All news

Lawmaker: NATO using Russophobia in Latvia to boost military presence near Russian borders

Latvia is turning into a zone of NATO’s increased activity, chairman of Russian State Duma’s International Affairs Committee Alexey Pushkov says
Chairman of State Duma’s International Affairs Committee Alexey Pushkov Anton Novoderezhkin/TASS
Chairman of State Duma’s International Affairs Committee Alexey Pushkov
© Anton Novoderezhkin/TASS

MOSCOW, March 18. /TASS/. NATO is using Russophobic tendencies in Latvia in order to turn this country as a platform for the Alliance’s increased activities and build up military presence near Russian borders, chairman of State Duma’s International Affairs Committee Alexey Pushkov said on Friday.

Latvia is turning into a zone of NATO’s increased activity, Pushkov said when presenting a report on State Duma’s draft address "To parliaments of member countries of the Organization for Security and Cooperation in Europe." He reminded that NATO Secretary General Jens Stoltenberg recently said that the Alliance will boost its military presence in Latvia.
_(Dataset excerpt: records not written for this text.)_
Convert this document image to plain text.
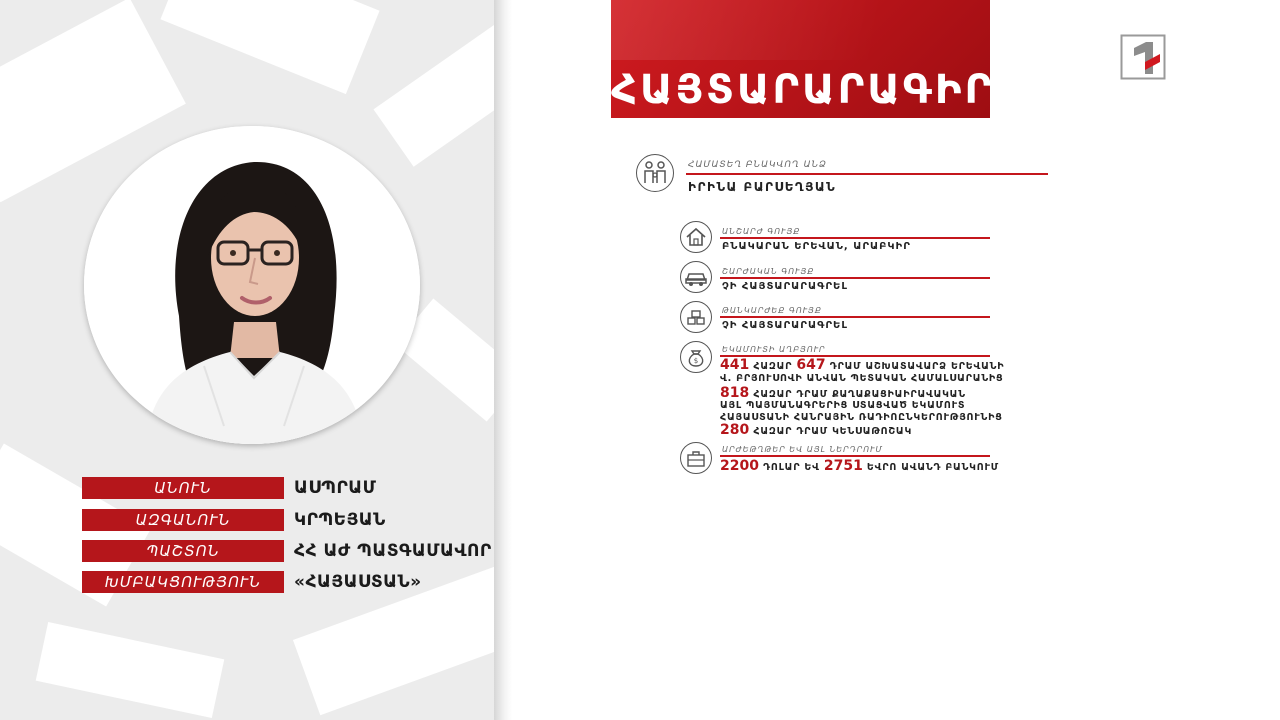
ԱՆՈՒՆ	ԱՍՊՐԱՄ
ԱԶԳԱՆՈՒՆ	ԿՐՊԵՅԱՆ
ՊԱՇՏՈՆ	ՀՀ ԱԺ ՊԱՏԳԱՄԱՎՈՐ
ԽՄԲԱԿՑՈՒԹՅՈՒՆ	«ՀԱՅԱՍՏԱՆ»
ՀԱՅՏԱՐԱՐԱԳԻՐ
ՀԱՄԱՏԵՂ ԲՆԱԿՎՈՂ ԱՆՁ
ԻՐԻՆԱ ԲԱՐՍԵՂՅԱՆ
ԱՆՇԱՐԺ ԳՈՒՅՔ
ԲՆԱԿԱՐԱՆ ԵՐԵՎԱՆ, ԱՐԱԲԿԻՐ
ՇԱՐԺԱԿԱՆ ԳՈՒՅՔ
ՉԻ ՀԱՅՏԱՐԱՐԱԳՐԵԼ
ԹԱՆԿԱՐԺԵՔ ԳՈՒՅՔ
ՉԻ ՀԱՅՏԱՐԱՐԱԳՐԵԼ
$
ԵԿԱՄՈՒՏԻ ԱՂԲՅՈՒՐ
441 ՀԱԶԱՐ 647 ԴՐԱՄ ԱՇԽԱՏԱՎԱՐՁ ԵՐԵՎԱՆԻ
Վ. ԲՐՅՈՒՍՈՎԻ ԱՆՎԱՆ ՊԵՏԱԿԱՆ ՀԱՄԱԼՍԱՐԱՆԻՑ
818 ՀԱԶԱՐ ԴՐԱՄ ՔԱՂԱՔԱՑԻԱԻՐԱՎԱԿԱՆ
ԱՅԼ ՊԱՅՄԱՆԱԳՐԵՐԻՑ ՍՏԱՑՎԱԾ ԵԿԱՄՈՒՏ
ՀԱՅԱՍՏԱՆԻ ՀԱՆՐԱՅԻՆ ՌԱԴԻՈԸՆԿԵՐՈՒԹՅՈՒՆԻՑ
280 ՀԱԶԱՐ ԴՐԱՄ ԿԵՆՍԱԹՈՇԱԿ
ԱՐԺԵԹՂԹԵՐ ԵՎ ԱՅԼ ՆԵՐԴՐՈՒՄ
2200 ԴՈԼԱՐ ԵՎ 2751 ԵՎՐՈ ԱՎԱՆԴ ԲԱՆԿՈՒՄ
"In other words, NATO is using Latvia and Russophobic, anti-Russian tendencies demonstrated by the leaders, by the political class of this country, in order to turn in (Latvia) into the zone of increased activity and obvious platform for boosting NATO’s military presence on the border with Russia," Pushkov said.

"I have to state the emergence of some kind of alliance of ultra-nationalists and militarists that aim to use ultra-nationalist sentiment against Russia," the lawmaker noted.
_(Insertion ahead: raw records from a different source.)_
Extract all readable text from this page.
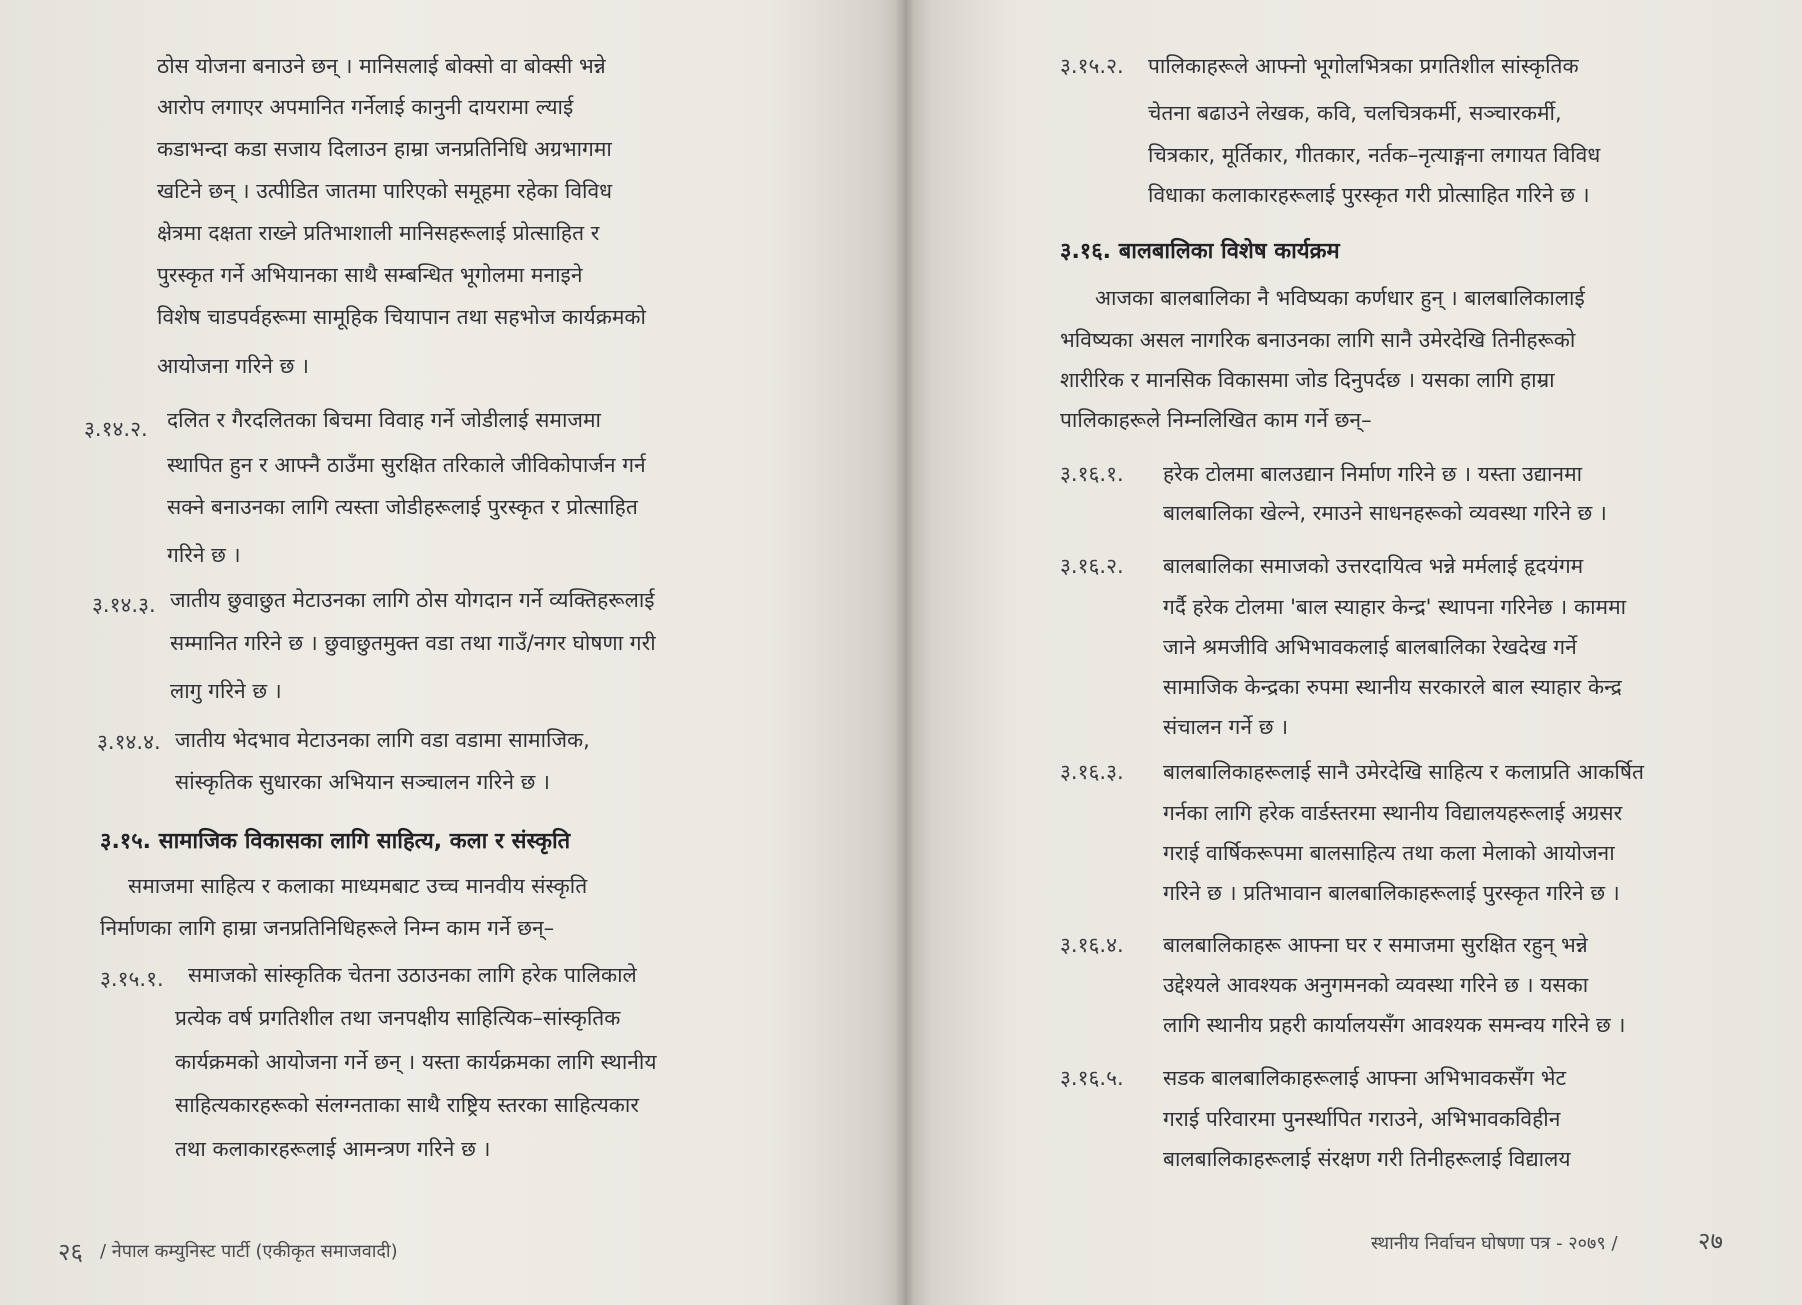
ठोस योजना बनाउने छन् । मानिसलाई बोक्सो वा बोक्सी भन्ने
आरोप लगाएर अपमानित गर्नेलाई कानुनी दायरामा ल्याई
कडाभन्दा कडा सजाय दिलाउन हाम्रा जनप्रतिनिधि अग्रभागमा
खटिने छन् । उत्पीडित जातमा पारिएको समूहमा रहेका विविध
क्षेत्रमा दक्षता राख्ने प्रतिभाशाली मानिसहरूलाई प्रोत्साहित र
पुरस्कृत गर्ने अभियानका साथै सम्बन्धित भूगोलमा मनाइने
विशेष चाडपर्वहरूमा सामूहिक चियापान तथा सहभोज कार्यक्रमको
आयोजना गरिने छ ।
३.१४.२. दलित र गैरदलितका बिचमा विवाह गर्ने जोडीलाई समाजमा
स्थापित हुन र आफ्नै ठाउँमा सुरक्षित तरिकाले जीविकोपार्जन गर्न
सक्ने बनाउनका लागि त्यस्ता जोडीहरूलाई पुरस्कृत र प्रोत्साहित
गरिने छ ।
३.१४.३. जातीय छुवाछुत मेटाउनका लागि ठोस योगदान गर्ने व्यक्तिहरूलाई
सम्मानित गरिने छ । छुवाछुतमुक्त वडा तथा गाउँ/नगर घोषणा गरी
लागु गरिने छ ।
३.१४.४. जातीय भेदभाव मेटाउनका लागि वडा वडामा सामाजिक,
सांस्कृतिक सुधारका अभियान सञ्चालन गरिने छ ।
३.१५. सामाजिक विकासका लागि साहित्य, कला र संस्कृति
समाजमा साहित्य र कलाका माध्यमबाट उच्च मानवीय संस्कृति
निर्माणका लागि हाम्रा जनप्रतिनिधिहरूले निम्न काम गर्ने छन्–
३.१५.१. समाजको सांस्कृतिक चेतना उठाउनका लागि हरेक पालिकाले
प्रत्येक वर्ष प्रगतिशील तथा जनपक्षीय साहित्यिक–सांस्कृतिक
कार्यक्रमको आयोजना गर्ने छन् । यस्ता कार्यक्रमका लागि स्थानीय
साहित्यकारहरूको संलग्नताका साथै राष्ट्रिय स्तरका साहित्यकार
तथा कलाकारहरूलाई आमन्त्रण गरिने छ ।
२६ / नेपाल कम्युनिस्ट पार्टी (एकीकृत समाजवादी)
३.१५.२. पालिकाहरूले आफ्नो भूगोलभित्रका प्रगतिशील सांस्कृतिक
चेतना बढाउने लेखक, कवि, चलचित्रकर्मी, सञ्चारकर्मी,
चित्रकार, मूर्तिकार, गीतकार, नर्तक–नृत्याङ्गना लगायत विविध
विधाका कलाकारहरूलाई पुरस्कृत गरी प्रोत्साहित गरिने छ ।
३.१६. बालबालिका विशेष कार्यक्रम
आजका बालबालिका नै भविष्यका कर्णधार हुन् । बालबालिकालाई
भविष्यका असल नागरिक बनाउनका लागि सानै उमेरदेखि तिनीहरूको
शारीरिक र मानसिक विकासमा जोड दिनुपर्दछ । यसका लागि हाम्रा
पालिकाहरूले निम्नलिखित काम गर्ने छन्–
३.१६.१. हरेक टोलमा बालउद्यान निर्माण गरिने छ । यस्ता उद्यानमा
बालबालिका खेल्ने, रमाउने साधनहरूको व्यवस्था गरिने छ ।
३.१६.२. बालबालिका समाजको उत्तरदायित्व भन्ने मर्मलाई हृदयंगम
गर्दै हरेक टोलमा 'बाल स्याहार केन्द्र' स्थापना गरिनेछ । काममा
जाने श्रमजीवि अभिभावकलाई बालबालिका रेखदेख गर्ने
सामाजिक केन्द्रका रुपमा स्थानीय सरकारले बाल स्याहार केन्द्र
संचालन गर्ने छ ।
३.१६.३. बालबालिकाहरूलाई सानै उमेरदेखि साहित्य र कलाप्रति आकर्षित
गर्नका लागि हरेक वार्डस्तरमा स्थानीय विद्यालयहरूलाई अग्रसर
गराई वार्षिकरूपमा बालसाहित्य तथा कला मेलाको आयोजना
गरिने छ । प्रतिभावान बालबालिकाहरूलाई पुरस्कृत गरिने छ ।
३.१६.४. बालबालिकाहरू आफ्ना घर र समाजमा सुरक्षित रहुन् भन्ने
उद्देश्यले आवश्यक अनुगमनको व्यवस्था गरिने छ । यसका
लागि स्थानीय प्रहरी कार्यालयसँग आवश्यक समन्वय गरिने छ ।
३.१६.५. सडक बालबालिकाहरूलाई आफ्ना अभिभावकसँग भेट
गराई परिवारमा पुनर्स्थापित गराउने, अभिभावकविहीन
बालबालिकाहरूलाई संरक्षण गरी तिनीहरूलाई विद्यालय
स्थानीय निर्वाचन घोषणा पत्र - २०७९ /	२७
The State Duma is considering a draft address to the parliaments of member countries of the Organization for Security and Cooperation in Europe (OSCE) urging them to condemn Latvia for attempting to rehabilitate Nazism in connection with the latest march of Latvian veterans of Waffen-SS units. The address says that on March 16 in Riga, the capital of one of EU countries that "claims to share the ideals, goals and principles of UN and OSCE, including in the sphere of fighting against manifestations of neo-Nazism, another march took place of former servicemen of Waffen-SS units that fought against the anti-Hitler coalition."
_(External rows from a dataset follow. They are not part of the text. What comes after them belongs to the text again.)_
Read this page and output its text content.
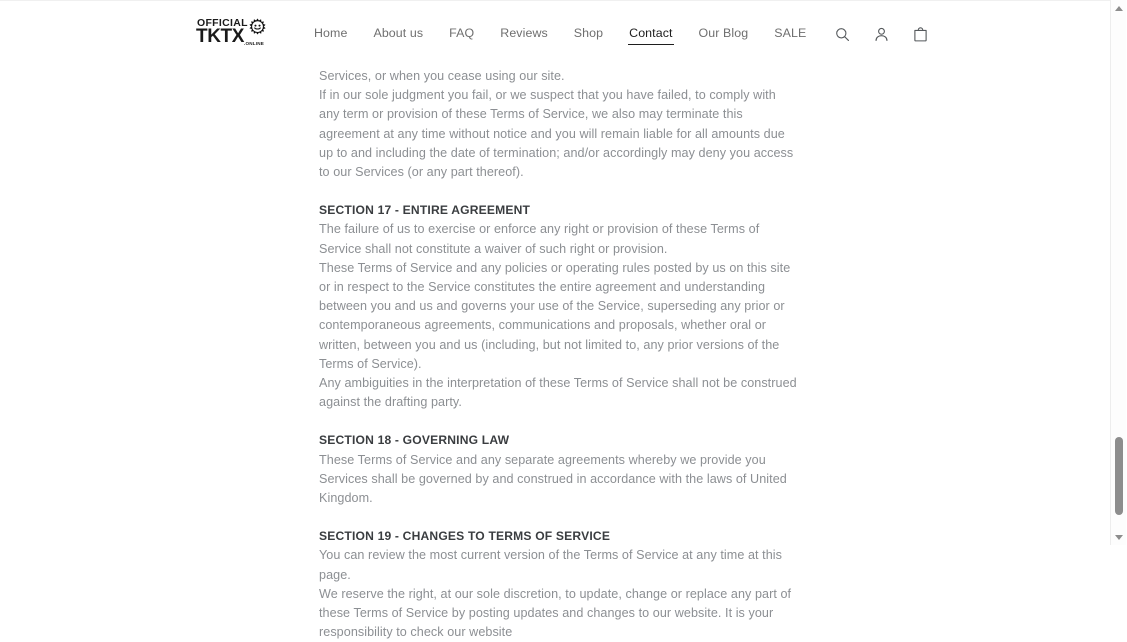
OFFICIAL
TKTX .ONLINE
Home	About us	FAQ	Reviews	Shop	Contact	Our Blog	SALE

Services, or when you cease using our site.

If in our sole judgment you fail, or we suspect that you have failed, to comply with any term or provision of these Terms of Service, we also may terminate this agreement at any time without notice and you will remain liable for all amounts due up to and including the date of termination; and/or accordingly may deny you access to our Services (or any part thereof).

SECTION 17 - ENTIRE AGREEMENT

The failure of us to exercise or enforce any right or provision of these Terms of Service shall not constitute a waiver of such right or provision.

These Terms of Service and any policies or operating rules posted by us on this site or in respect to the Service constitutes the entire agreement and understanding between you and us and governs your use of the Service, superseding any prior or contemporaneous agreements, communications and proposals, whether oral or written, between you and us (including, but not limited to, any prior versions of the Terms of Service).

Any ambiguities in the interpretation of these Terms of Service shall not be construed against the drafting party.

SECTION 18 - GOVERNING LAW

These Terms of Service and any separate agreements whereby we provide you Services shall be governed by and construed in accordance with the laws of United Kingdom.

SECTION 19 - CHANGES TO TERMS OF SERVICE

You can review the most current version of the Terms of Service at any time at this page.

We reserve the right, at our sole discretion, to update, change or replace any part of these Terms of Service by posting updates and changes to our website. It is your responsibility to check our website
Among participants were not only veterans of Waffen-SS units but also "spiritual heirs from activists of marginal neo-Nazi and nationalist parties and movements of the Baltic States, as well as representatives of Latvian parliamentary parties, which is especially worrisome," the authors of the draft address noted.

The Latvian Legion was a formation of the Waffen-SS during World War II created in 1943 and consisting primarily of ethnic Latvian soldiers. The legion consisted of two divisions. After Latvia stopped being part of the Soviet Union, March 16 for several years remained an official Remembrance Day. However, after a march of SS-men through the center of the Latvian capital caused outrage in Russia and in the West, the decision was made to delete it from the list of commemorative dates.